Yeah, but aren't those "magical codes" the result of class rank / GPA anyway? From what I've been told, dean's letters use those words depending on where you were in your class rank. So if someone was in the top 5%, it would say "excellent" and if they were in the bottom 5%, it would say "satisfactory." So really, what is the point? The programs already have your grades on the transcript and for some (most?) they have class rank already too. And even if they didn't, the dean's letter would tell them your class rank. So what's the point of needing a secret code?
There is a lot of redundancy built into the process, and the people overviewing these applications, rather than independently coding the pieces of information to a non-degenerate set of credentials (preclinical grades, clinical grades, board scores, research, funding/publications, medical school reputation, humanitarian ECs, hobbies), are using them summatively.
AOA (is supposed to [but often does not]) reflect purely the transcript. Therefore, if someone has an "AOA-worthy" transcript but no AOA, they should be treated just the same as AOA. AOA in and of itself is just signaling, nothing more than that. It should make it easier for them to scan the transcript, but not be used as an added credential when it is nothing of the sort.

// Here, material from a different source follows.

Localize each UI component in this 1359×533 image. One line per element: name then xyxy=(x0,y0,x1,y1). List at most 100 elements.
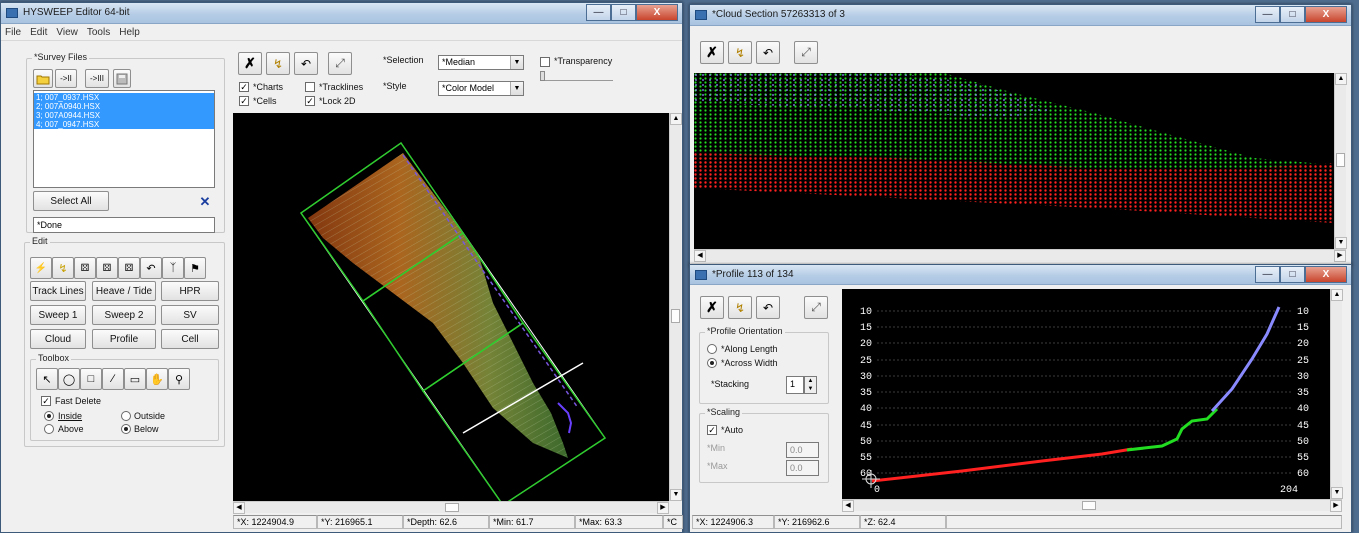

If anything, I've observed at my school how AOA is a political POS and how people get in because they were on student government or because their spouse/fiance(e)/boyfriend/girlfriend was on junior AOA. And I've also seen how perfectly qualified students who came off of LOA (e.g. year off for research, graduate school, etc.) are discarded like radioactive waste even if their transcript is eminently "AOA-worthy."
Likewise, if you get a reward for your humanitarian work, it should just be used to help the reviewer see that you were involved in humanitarian work and then they can evaluate for themselves the value of it. Adding the reward to the EC itself is basically double-counting.
And as for the secret code, please don't get me started. That depends on the competence of the dean writing the letter. I've seen some idiotic letters and they're mostly because the dean has not carefully reviewed the CV and transcript and is instead using AOA and other signaling mechanisms to benchmark the "outstanding" applicants rather than conducting an ab initio analysis.